Introduction
Avro Enums
"type": { "name": "color", "type": "enum", "symbols": ["red", "blue", "green"] }
Enums are always strings in Avro.
The apache documentation describes the specification for Enums
Avro Compatibility
{ "name": "v1", "type": "record", "namespace": "com.acme", "doc": "Enum test", "fields": [ { "name": "color", "type": { "name": "enum", "type": "enum", "symbols": [ "unknown", "red", "blue", "green" ], "default": "unknown" }, "default": "unknown" } ] }
{ "color": "red" }
Now, convert the JSON to avro using avro-tools
java -jar ~/DevTools/avro-tools-1.11.1.jar fromjson --schema-file v1.avsc v1.json > v1.avro
Now, we evolve the schema. Add another symbol - "yellow" to the "color" enum. Store it in a file called v2.avsc
{ "name": "v1", "type": "record", "namespace": "com.acme", "doc": "Enum test", "fields": [ { "name": "color", "type": { "name": "enum", "type": "enum", "symbols": [ "unknown", "red", "blue", "green", "yellow" ], "default": "unknown" }, "default": "unknown" } ] }
Create a new JSON message in file v2.json that uses the new enum value
{ "color": "yellow" }
Lets convert this to avro.
java -jar ~/DevTools/avro-tools-1.11.1.jar fromjson --schema-file v2.avsc v2.json > v2.avro
Now lets see what happens if you try to read the v2.avro file using v1 schema ( v1.avsc ). Remember that the v1 schema does not have the symbol "yellow" in the enum.
We will use the toJson command from avro-tools to convert the AVRO to json.
$ java -jar ~/DevTools/avro-tools-1.11.1.jar tojson --reader-schema-file v1.avsc v2.avro {"reason":"unknown"}
As you can see, trying to read the v2 avro message using a schema that does not have the new enum symbol causes the new enum to be converted to the default value for that enum.
Now, lets see what happens if we dont have the default value specified in the schema.

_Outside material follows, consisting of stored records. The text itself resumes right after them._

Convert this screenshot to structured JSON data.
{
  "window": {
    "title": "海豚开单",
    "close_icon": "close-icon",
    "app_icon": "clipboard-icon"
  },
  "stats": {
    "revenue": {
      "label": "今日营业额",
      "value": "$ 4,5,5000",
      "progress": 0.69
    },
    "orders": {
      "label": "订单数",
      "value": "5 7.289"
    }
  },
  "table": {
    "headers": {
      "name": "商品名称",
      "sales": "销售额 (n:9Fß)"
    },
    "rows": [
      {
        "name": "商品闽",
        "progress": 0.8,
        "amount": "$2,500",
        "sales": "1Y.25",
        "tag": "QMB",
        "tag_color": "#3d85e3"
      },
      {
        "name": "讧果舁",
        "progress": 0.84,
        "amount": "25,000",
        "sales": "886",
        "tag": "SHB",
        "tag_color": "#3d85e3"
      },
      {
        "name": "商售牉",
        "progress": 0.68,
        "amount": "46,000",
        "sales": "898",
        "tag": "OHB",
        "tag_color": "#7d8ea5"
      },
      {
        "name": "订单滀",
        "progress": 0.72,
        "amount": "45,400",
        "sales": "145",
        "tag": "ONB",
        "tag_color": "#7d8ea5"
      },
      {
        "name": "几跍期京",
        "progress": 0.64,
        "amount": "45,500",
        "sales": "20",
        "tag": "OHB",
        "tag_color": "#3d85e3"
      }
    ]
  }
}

Lets create a new schema with that specification, in a file called v1-nodefault.avsc
{
"name": "v1", "type": "record", "namespace": "com.acme", "doc": "Enum test", "fields": [ { "name": "color", "type": { "name": "enum", "type": "enum", "symbols": [ "unknown", "red", "blue", "green" ] }, "default": "unknown" } ] }
Use this schema to read v2.avro file.
java -jar ~/DevTools/avro-tools-1.11.1.jar tojson --reader-schema-file v1-nodefault.avsc v2.avro
This will result in the following exception printed to stdout
Exception in thread "main" org.apache.avro.AvroTypeException: No match for yellow at org.apache.avro.io.ResolvingDecoder.readEnum(ResolvingDecoder.java:269) at org.apache.avro.generic.GenericDatumReader.readEnum(GenericDatumReader.java:268) at org.apache.avro.generic.GenericDatumReader.readWithoutConversion(GenericDatumReader.java:182) at org.apache.avro.generic.GenericDatumReader.read(GenericDatumReader.java:161) at org.apache.avro.generic.GenericDatumReader.readField(GenericDatumReader.java:260) at org.apache.avro.generic.GenericDatumReader.readRecord(GenericDatumReader.java:248) at org.apache.avro.generic.GenericDatumReader.readWithoutConversion(GenericDatumReader.java:180) at org.apache.avro.generic.GenericDatumReader.read(GenericDatumReader.java:161) at org.apache.avro.generic.GenericDatumReader.read(GenericDatumReader.java:154) at org.apache.avro.file.DataFileStream.next(DataFileStream.java:263) at org.apache.avro.file.DataFileStream.next(DataFileStream.java:248) at org.apache.avro.tool.DataFileReadTool.run(DataFileReadTool.java:98) at org.apache.avro.tool.Main.run(Main.java:67) at org.apache.avro.tool.Main.main(Main.java:56)
As you can see, removing the default value from the enum in the schema will make data written with new schema incompatible with the previous schema.